Luke stepped back inside the box. He leaned over to whisper in The Queen’s ear. “Your Majesty, the police and secret services would like you to leave the theatre. They think there’s a small possibility that you are in danger and they would like to take you to safety.”

The Queen looked out into the theatre. She could see that members of the audience were upset and that order needed to be restored. “No, Major Thomason. We’re staying right here. We will wait with the others for the all clear signal. We face whatever it is together. If I go, they should all be allowed to go. If they must stay, I must stay too.”

“But, Ma’am . . .”

“Tell the police.

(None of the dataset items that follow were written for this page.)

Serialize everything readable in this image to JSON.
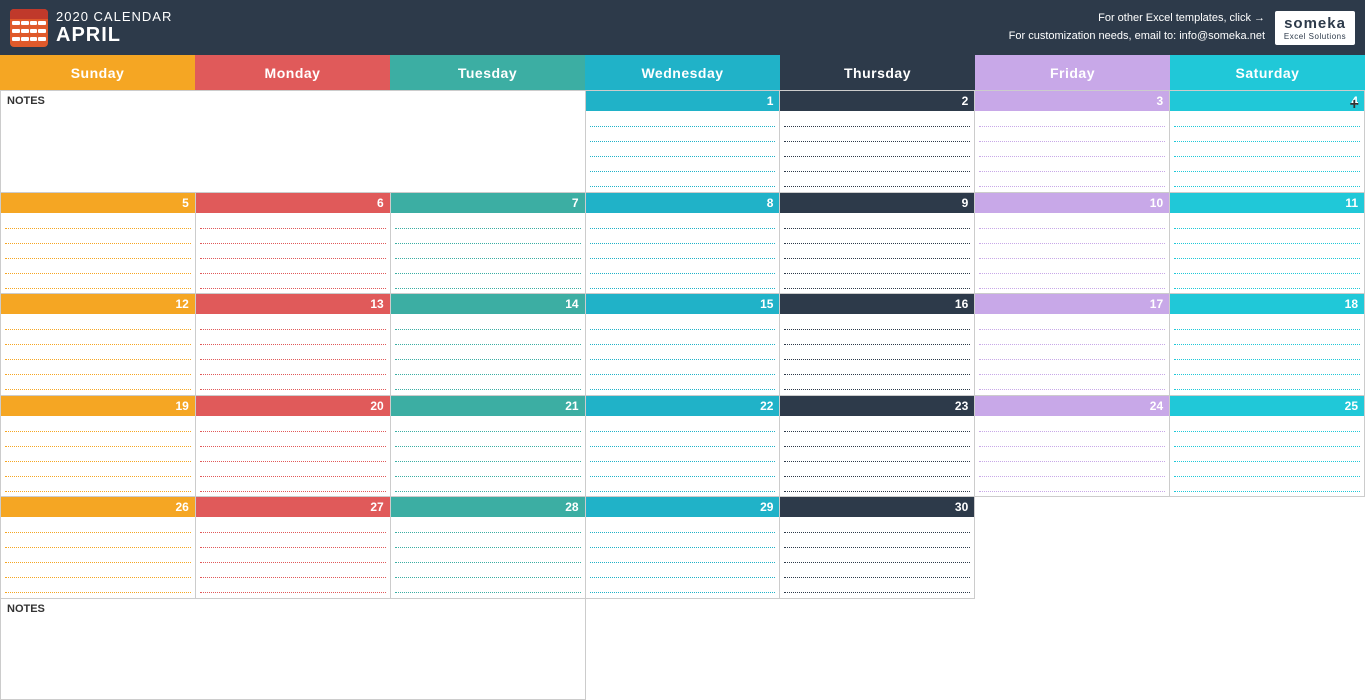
{
  "header": {
    "year_label": "2020 CALENDAR",
    "month_label": "APRIL",
    "right_text_1": "For other Excel templates, click →",
    "right_text_2": "For customization needs, email to: info@someka.net",
    "brand": "someka",
    "brand_sub": "Excel Solutions"
  },
  "days": {
    "sunday": "Sunday",
    "monday": "Monday",
    "tuesday": "Tuesday",
    "wednesday": "Wednesday",
    "thursday": "Thursday",
    "friday": "Friday",
    "saturday": "Saturday"
  },
  "notes_label": "NOTES",
  "calendar": {
    "rows": [
      [
        null,
        null,
        null,
        "1",
        "2",
        "3",
        "4"
      ],
      [
        "5",
        "6",
        "7",
        "8",
        "9",
        "10",
        "11"
      ],
      [
        "12",
        "13",
        "14",
        "15",
        "16",
        "17",
        "18"
      ],
      [
        "19",
        "20",
        "21",
        "22",
        "23",
        "24",
        "25"
      ],
      [
        "26",
        "27",
        "28",
        "29",
        "30",
        null,
        null
      ]
    ]
  }
}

Thank you.” Luke knew he had been dismissed and went back out to the corridor to convey The Queen’s decision.

The Queen resumed her survey of the audience and the groups of actors onstage. She picked up her copy of
Henry V
and slowly rose to her feet at the edge of the box.

The audience, through some archaic collective memory of right behavior, seeing The Queen on her feet, struggled to rise to their feet too. Anne quickly followed her example. With all the audience now standing, The Queen looked at them gravely, and then looked at Rajiv. She wanted the play to recommence. It was the only way to calm everyone down, and there was no point in sitting there doing nothing while they waited for the police to come back and let them go. Just as she’d expected, Rajiv had his copy of the play open too, and was following along. She looked at him directly, made eye contact, and then gently nodded her head in the direction of the stage. By a kind of sympathetic telepathy between them, he instantly knew what she wanted.